Monday, Jan. 14, 1991
Fighting For Yosemite's Future
By Jeanne McDowell/Los Angeles
Few vacation spots can match Yosemite National Park's rare combination of wild beauty and civilized comfort. At the Ahwahnee Hotel, guests book reservations a year in advance to watch the alpenglow off the majestic Half Dome from cozy rooms equipped with TVs and minibars. When not ice skating, skiing or hiking through the mountain slopes clad with ponderosa pines, visitors can patronize a pizza parlor, a gourmet deli, a one-hour photo service, an automatic bank teller and, of course, a gift shop full of coffee mugs and T shirts with the Yosemite logo.
Is the commercialism encroaching on the nation's wild lands a good thing? If it is, who should reap the profits? Those issues gained new urgency last week, when Matsushita, the Japanese electronics giant, took control of MCA, the California-based entertainment conglomerate. MCA -- and now Matsushita -- owns the Yosemite Park and Curry Co., which operates the park's lodging facilities, restaurants, shops and services. In 1989 those concessions generated about $78 million in sales and an estimated $14 million to $17 million in profits. But under its sweetheart contract with the National Park Service, the company had to pay the government only $635,000. Such a huge private profit from a national resource is questionable enough, but the possibility that the money might flow to Japan is doubly troubling to many Americans.
Eager to avoid criticism, Matsushita offered to sell the park-concession company to a U.S. firm within a year. But that pledge was not enough to satisfy Interior Secretary Manuel Lujan Jr., whose department includes the Park Service. Lujan threatened to cancel the Yosemite company's contract, which still has two years to run, on the ground that MCA and Matsushita did not get government permission to change the management of the concessions. The Interior Secretary appears to be playing rough in an effort to persuade Matsushita to donate the park company to the government or to sell the operation to a nonprofit group at a below-market price.

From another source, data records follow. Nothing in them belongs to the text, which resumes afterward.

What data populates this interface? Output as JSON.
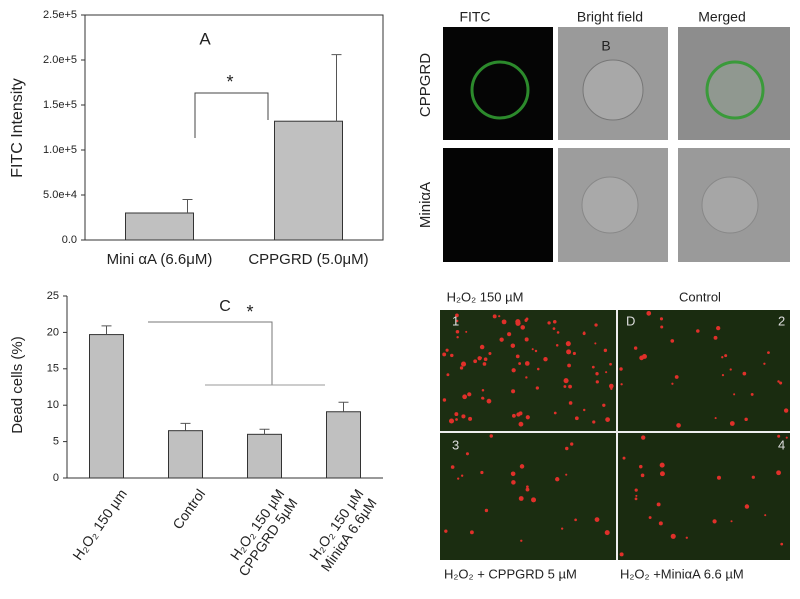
{
  "chart_data": [
    {
      "type": "bar",
      "panel_label": "A",
      "annotation": "*",
      "y_label": "FITC Intensity",
      "categories": [
        "Mini αA (6.6μM)",
        "CPPGRD (5.0μM)"
      ],
      "values": [
        30000,
        132000
      ],
      "errors": [
        15000,
        74000
      ],
      "color": "#c0c0c0",
      "ylim": [
        0,
        250000
      ],
      "yticks": [
        {
          "value": 0,
          "label": "0.0"
        },
        {
          "value": 50000,
          "label": "5.0e+4"
        },
        {
          "value": 100000,
          "label": "1.0e+5"
        },
        {
          "value": 150000,
          "label": "1.5e+5"
        },
        {
          "value": 200000,
          "label": "2.0e+5"
        },
        {
          "value": 250000,
          "label": "2.5e+5"
        }
      ]
    },
    {
      "type": "bar",
      "panel_label": "C",
      "annotation": "*",
      "y_label": "Dead cells (%)",
      "categories": [
        "H₂O₂ 150 µm",
        "Control",
        "H₂O₂ 150 µM\nCPPGRD 5µM",
        "H₂O₂ 150 µM\nMiniαA 6.6µM"
      ],
      "values": [
        19.7,
        6.5,
        6.0,
        9.1
      ],
      "errors": [
        1.2,
        1.0,
        0.7,
        1.3
      ],
      "color": "#c0c0c0",
      "ylim": [
        0,
        25
      ],
      "yticks": [
        0,
        5,
        10,
        15,
        20,
        25
      ]
    }
  ],
  "panel_b": {
    "label": "B",
    "columns": [
      "FITC",
      "Bright field",
      "Merged"
    ],
    "rows": [
      "CPPGRD",
      "MiniαA"
    ]
  },
  "panel_d": {
    "label": "D",
    "top_labels": [
      "H₂O₂ 150 µM",
      "Control"
    ],
    "bottom_labels": [
      "H₂O₂ + CPPGRD 5 µM",
      "H₂O₂ +MiniαA 6.6 µM"
    ],
    "numbers": [
      "1",
      "2",
      "3",
      "4"
    ]
  }
}
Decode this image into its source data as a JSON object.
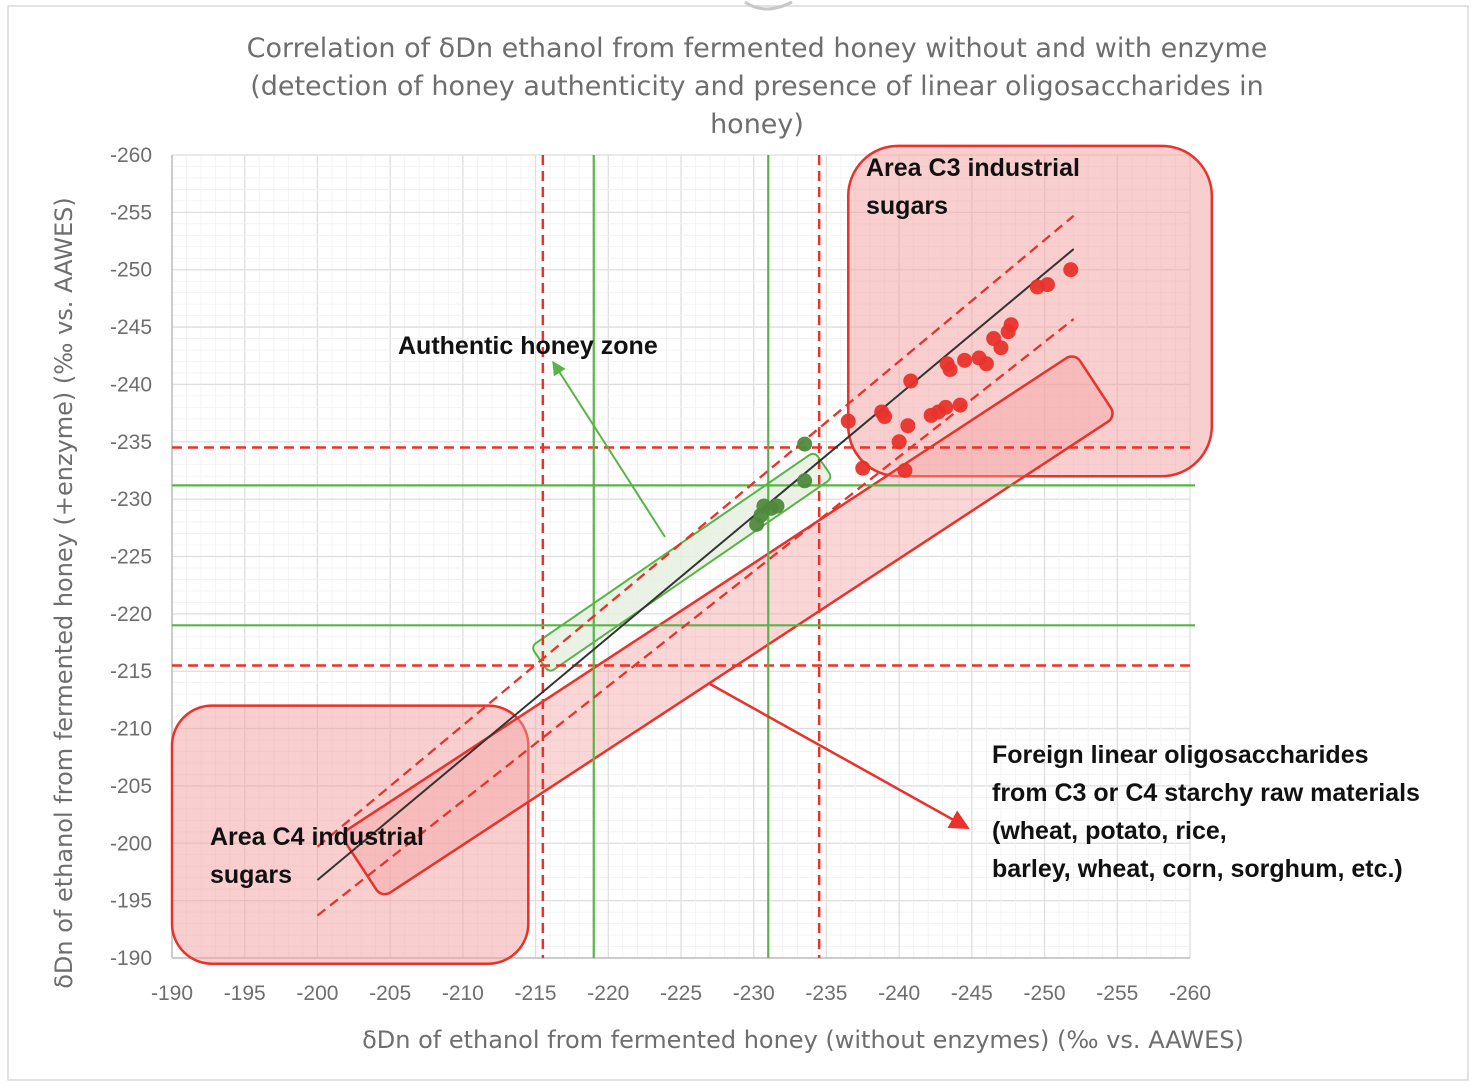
{
  "chart_data": {
    "type": "scatter",
    "title_lines": [
      "Correlation of δDn ethanol from fermented honey without and with enzyme",
      "(detection of honey authenticity and presence of linear oligosaccharides in",
      "honey)"
    ],
    "xlabel": "δDn of ethanol from fermented honey (without enzymes) (‰ vs. AAWES)",
    "ylabel": "δDn of ethanol from fermented honey (+enzyme) (‰ vs. AAWES)",
    "xlim": [
      -190,
      -260
    ],
    "ylim": [
      -190,
      -260
    ],
    "xticks": [
      "-190",
      "-195",
      "-200",
      "-205",
      "-210",
      "-215",
      "-220",
      "-225",
      "-230",
      "-235",
      "-240",
      "-245",
      "-250",
      "-255",
      "-260"
    ],
    "yticks": [
      "-190",
      "-195",
      "-200",
      "-205",
      "-210",
      "-215",
      "-220",
      "-225",
      "-230",
      "-235",
      "-240",
      "-245",
      "-250",
      "-255",
      "-260"
    ],
    "grid": true,
    "colors": {
      "red": "#e8322b",
      "green": "#5ab348",
      "red_fill": "#f4a5a5",
      "green_fill": "#e6f0e0",
      "dark_green": "#4f8a3c",
      "regression": "#333333"
    },
    "series": [
      {
        "color": "#e8322b",
        "points": [
          [
            -236.5,
            -236.8
          ],
          [
            -237.5,
            -232.7
          ],
          [
            -238.8,
            -237.6
          ],
          [
            -239,
            -237.2
          ],
          [
            -240,
            -235
          ],
          [
            -240.4,
            -232.5
          ],
          [
            -240.6,
            -236.4
          ],
          [
            -240.8,
            -240.3
          ],
          [
            -242.2,
            -237.3
          ],
          [
            -242.7,
            -237.6
          ],
          [
            -243.2,
            -238
          ],
          [
            -243.3,
            -241.8
          ],
          [
            -243.5,
            -241.3
          ],
          [
            -244.2,
            -238.2
          ],
          [
            -244.5,
            -242.1
          ],
          [
            -245.5,
            -242.3
          ],
          [
            -246,
            -241.8
          ],
          [
            -246.5,
            -244
          ],
          [
            -247,
            -243.2
          ],
          [
            -247.5,
            -244.6
          ],
          [
            -247.7,
            -245.2
          ],
          [
            -249.5,
            -248.5
          ],
          [
            -250.2,
            -248.7
          ],
          [
            -251.8,
            -250
          ]
        ]
      },
      {
        "color": "#4f8a3c",
        "points": [
          [
            -230.2,
            -227.8
          ],
          [
            -230.5,
            -228.6
          ],
          [
            -230.7,
            -229.4
          ],
          [
            -231.2,
            -229.2
          ],
          [
            -231.6,
            -229.4
          ],
          [
            -233.5,
            -231.6
          ],
          [
            -233.5,
            -234.8
          ]
        ]
      }
    ],
    "regression": {
      "from": [
        -200,
        -196.8
      ],
      "to": [
        -252,
        -251.8
      ],
      "color": "#333333"
    },
    "prediction_bands": [
      {
        "from": [
          -200,
          -193.7
        ],
        "to": [
          -252,
          -245.7
        ]
      },
      {
        "from": [
          -200,
          -199.7
        ],
        "to": [
          -252,
          -254.7
        ]
      }
    ],
    "authentic_limits": {
      "red_dashed_x": [
        -215.5,
        -234.5
      ],
      "red_dashed_y": [
        -215.5,
        -234.5
      ],
      "green_x": [
        -219,
        -231
      ],
      "green_y": [
        -219,
        -231.2
      ]
    },
    "annotations": {
      "c3_area": [
        "Area C3 industrial",
        "sugars"
      ],
      "c4_area": [
        "Area C4 industrial",
        "sugars"
      ],
      "authentic_zone": "Authentic honey zone",
      "foreign": [
        "Foreign linear oligosaccharides",
        "from C3 or C4 starchy raw materials",
        "(wheat, potato, rice,",
        "barley, wheat, corn, sorghum, etc.)"
      ]
    }
  }
}
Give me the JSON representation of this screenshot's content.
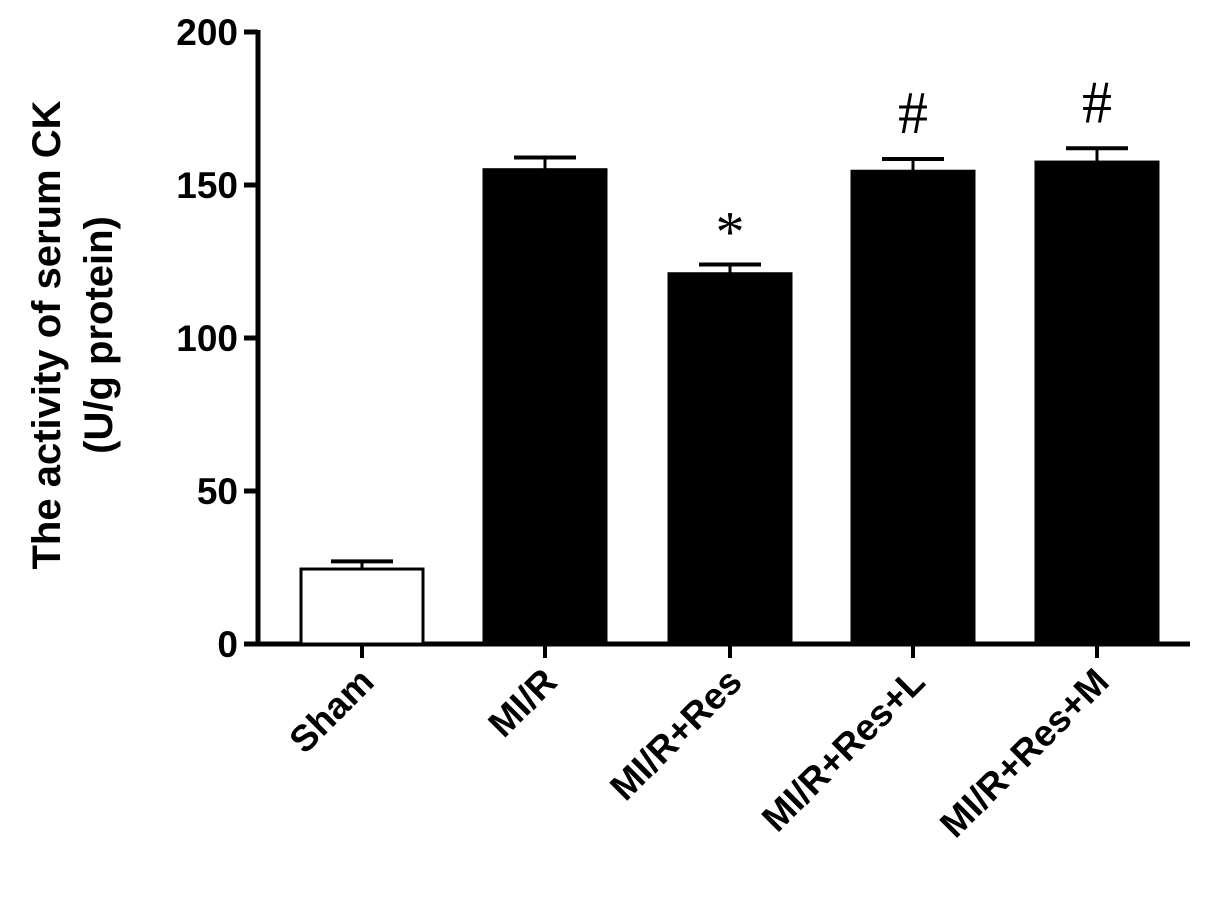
{
  "chart_data": {
    "type": "bar",
    "title": "",
    "xlabel": "",
    "ylabel": [
      "The activity of serum CK",
      "(U/g protein)"
    ],
    "ylim": [
      0,
      200
    ],
    "yticks": [
      0,
      50,
      100,
      150,
      200
    ],
    "grid": false,
    "categories": [
      "Sham",
      "MI/R",
      "MI/R+Res",
      "MI/R+Res+L",
      "MI/R+Res+M"
    ],
    "values": [
      24.5,
      155,
      121,
      154.5,
      157.5
    ],
    "errors": [
      2.5,
      4,
      3,
      4,
      4.5
    ],
    "bar_colors": [
      "#ffffff",
      "#000000",
      "#000000",
      "#000000",
      "#000000"
    ],
    "annotations": [
      "",
      "",
      "*",
      "#",
      "#"
    ]
  }
}
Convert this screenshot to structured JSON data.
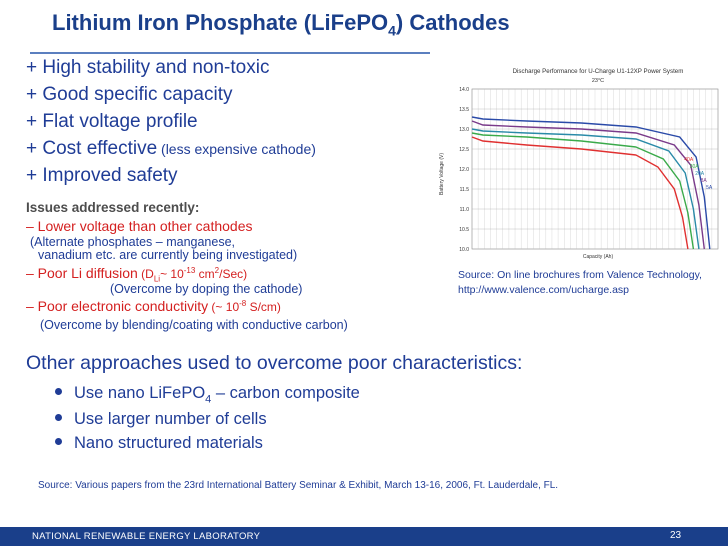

The dispute over Yosemite's profits throws a spotlight on a problem all too common in the biggest national parks. The Park Service has been lax in monitoring the concessioner contracts and ensuring that the government gets a fair share of the income. According to an Interior Department report, the concessioners reaped revenues of $500 million in 1988 but paid the government only $12.5 million in franchise fees. Environmentalists view the sale of the Yosemite company as an opportunity to revamp the process and shift the management philosophy of the parks away from excessive commercialism. "The parks should be the environmental reservoirs of the world, places we populate with songbirds and other species," says Paul Pritchard, president of the National Parks and Conservation Association. "They are not there to provide more accommodations for visitors and more tourism dollars."
Though the concessions in 80% of the parks are mom-and-pop operations, the Yosemite company is not the only Park Service contractor reaping hefty revenues. TW Recreational Services rang up $49 million at Yellowstone in 1989, and Amfac Resorts, which runs the south rim of the Grand Canyon, pulled in $23 million. Such firms contend that their size and financial strength have helped to make the parks more attractive places.
) "One of the reasons national parks are liked so much is that they have the greatest visitor facilities because the private sector has put money in," says Rex Maughan, chairman of the Conference of National Park Concessioners. "If we go to another system and the government gets involved, we will see the degradation of our national parks."
Theoretically, the Park Service has the power to approve everything from the rate of return on a contract to hotel-room decor. Over the years, though, the concessioners have become a powerful lobby in Washington, and the Park Service a pushover. "((The concessioners)) are to parks what the defense industry is to the military," says Pritchard. In 1989, for example, Edward Hardy, president of the Yosemite Park and Curry Co., won $1.5 million in congressional appropriations for a new concessioner-employee dormitory at a time when Yosemite's $13.9 million budget was stretched to the limit.
Hardy and former California Congressman Tony Coelho are reportedly teaming up in an effort to buy the company from Matsushita. But there will be other bidders. A coalition of preservationists has formed the Yosemite Restoration Trust, a nonprofit organization that aims to buy the concessioner and put into effect a 1980 federal plan for reducing commercialism at the park.
The group would be hard-pressed to hold back the crush of tourism. During the peak summer months, 7,000 visitors a day transform Yosemite Valley into an urbanized village of noisy bumper-to-bumper traffic and bicycle jams. To many nature lovers, the land that pioneering preservationist John Muir extolled for its "spiritual glow" and "sublime mountain beauty" has already been irreversibly damaged.